Il prefetto di Perugia emanò nell’ottobre del 1918 due circolari che ribadivano l’indole benigna della malattia (“salvo casi rarissimi ed abnormi”) e si soffermavano sui provvedimenti profilattici da adottare. Mancava una terapia contro la “spagnola” e i medici si sentirono impotenti. Suggerirono la somministrazione del chinino di Stato; una compressa al giorno contribuiva ad abbassare la febbre e, per le sue proprietà cardiotoniche, poteva accrescere la resistenza dell’organismo. Per il resto, non potevano far altro che suggerire il rispetto delle norme igieniche, una buona alimentazione, riposo e qualche rimedio molto empirico.

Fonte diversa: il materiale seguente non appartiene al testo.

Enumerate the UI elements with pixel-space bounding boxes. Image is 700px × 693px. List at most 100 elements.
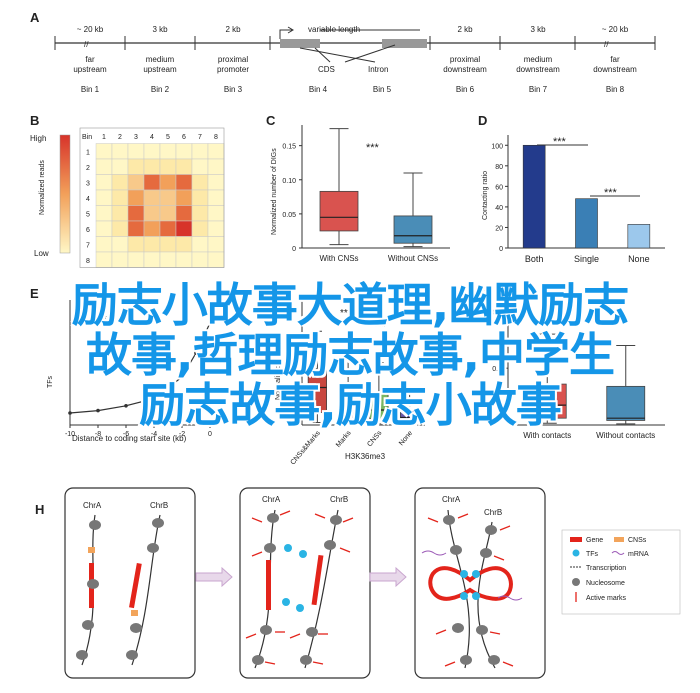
bin-distance: ~ 20 kb [77, 25, 104, 34]
category-label: CNSs [366, 429, 383, 448]
nucleosome [306, 627, 318, 637]
row-label: 3 [86, 181, 90, 188]
x-tick-label: -8 [95, 431, 101, 438]
intron-pointer [299, 47, 376, 63]
y-tick-label: 0.10 [282, 178, 296, 185]
heatmap-cell [127, 251, 145, 268]
scale-low: Low [34, 249, 49, 258]
data-point [208, 321, 212, 325]
nucleosome [267, 513, 279, 523]
state-box-1 [64, 487, 196, 679]
box [606, 385, 646, 421]
data-point [194, 351, 198, 355]
panel-a: A // // variable length CDS Intron ~ 20 … [30, 10, 656, 94]
heatmap-cell [159, 236, 177, 253]
nucleosome [450, 545, 462, 555]
mrna-swatch [611, 551, 625, 555]
heatmap-cell [191, 174, 209, 191]
y-tick-label: 0.15 [282, 144, 296, 151]
box [393, 215, 433, 244]
legend-transcription: Transcription [586, 565, 626, 572]
panel-label-d: D [478, 113, 487, 128]
cds-pointer [314, 47, 331, 63]
heatmap-cell [207, 158, 225, 175]
bin-number: Bin 7 [529, 85, 548, 94]
row-label: 5 [86, 212, 90, 219]
nucleosome [252, 655, 264, 665]
arrowhead [287, 26, 294, 34]
heatmap-cell [175, 251, 193, 268]
heatmap-cell [111, 220, 129, 237]
bin-number: Bin 5 [373, 85, 392, 94]
heatmap-cell [191, 236, 209, 253]
variable-length-label: variable length [308, 25, 360, 34]
row-label: 1 [86, 150, 90, 157]
legend-mrna: mRNA [628, 551, 649, 558]
cds-label: CDS [318, 65, 335, 74]
y-tick-label: 60 [495, 184, 503, 191]
tf-dot [460, 570, 468, 578]
category-label: With contacts [523, 431, 571, 440]
color-scale [59, 134, 71, 254]
bin-name: far [610, 55, 620, 64]
heatmap-cell [207, 236, 225, 253]
nucleosome [460, 655, 472, 665]
significance-stars: *** [553, 136, 567, 148]
significance-stars: *** [366, 142, 380, 154]
cds-block [382, 39, 427, 48]
chrb-label: ChrB [484, 508, 502, 517]
chra-label: ChrA [83, 501, 102, 510]
x-axis-label: H3K36me3 [345, 452, 386, 461]
row-label: 6 [86, 227, 90, 234]
heatmap-cell [127, 189, 145, 206]
heatmap-cell [207, 205, 225, 222]
significance-stars: *** [374, 322, 386, 333]
panel-e: E TFs Distance to coding start site (kb)… [30, 286, 212, 443]
nucleosome [126, 650, 138, 660]
heatmap-cell [111, 251, 129, 268]
box [338, 384, 358, 418]
bin-name: downstream [516, 65, 560, 74]
bin-number: Bin 4 [309, 85, 328, 94]
heatmap-cell [159, 251, 177, 268]
active-marks [245, 510, 354, 665]
x-tick-label: -2 [179, 431, 185, 438]
nucleosome [130, 623, 142, 633]
heatmap-cell [95, 205, 113, 222]
column-label: 6 [182, 134, 186, 141]
y-axis-label: Normalized DIGs [275, 346, 282, 400]
nucleosome [76, 650, 88, 660]
bin-name: proximal [450, 55, 480, 64]
legend-box [561, 529, 681, 615]
y-tick-label: 80 [495, 164, 503, 171]
tf-dot [284, 544, 292, 552]
y-tick-label: 100 [491, 143, 503, 150]
state-box-3 [414, 487, 546, 679]
legend-active-marks: Active marks [586, 595, 627, 602]
tf-dot [460, 592, 468, 600]
tf-dot [282, 598, 290, 606]
bar [522, 144, 546, 249]
x-tick-label: -6 [123, 431, 129, 438]
tf-dot [296, 604, 304, 612]
bin-name: downstream [443, 65, 487, 74]
gene-loop [428, 566, 513, 601]
heatmap-cell [95, 174, 113, 191]
heatmap-cell [175, 143, 193, 160]
heatmap-cell [111, 143, 129, 160]
bin-name: upstream [73, 65, 107, 74]
heatmap-cell [95, 158, 113, 175]
heatmap-cell [95, 143, 113, 160]
significance-stars: *** [95, 314, 107, 325]
data-point [180, 375, 184, 379]
category-label: Without CNSs [388, 254, 438, 263]
legend-nucleosome: Nucleosome [586, 580, 625, 587]
panel-label-a: A [30, 10, 40, 25]
y-tick-label: 0.05 [282, 212, 296, 219]
y-axis-label: Contacting ratio [482, 171, 489, 220]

Siccome l’influenza si diffondeva attraverso le vie respiratorie, la prefettura invitò a esercitare una rigorosa vigilanza sull’igiene dei centri abitati, allontanandone maiali e pecore, rimuovendo le concimaie, facendo pulire stalle e latrine, spazzando le strade. Quanto ai ritrovi pubblici, bisognava non solo assicurare pulizia e adeguata aerazione, ma evitare ogni affollamento. Pertanto il prefetto dette indicazioni per limitare le funzioni religiose “possibilmente alle sole messe basse ed alla spiegazione del vangelo”.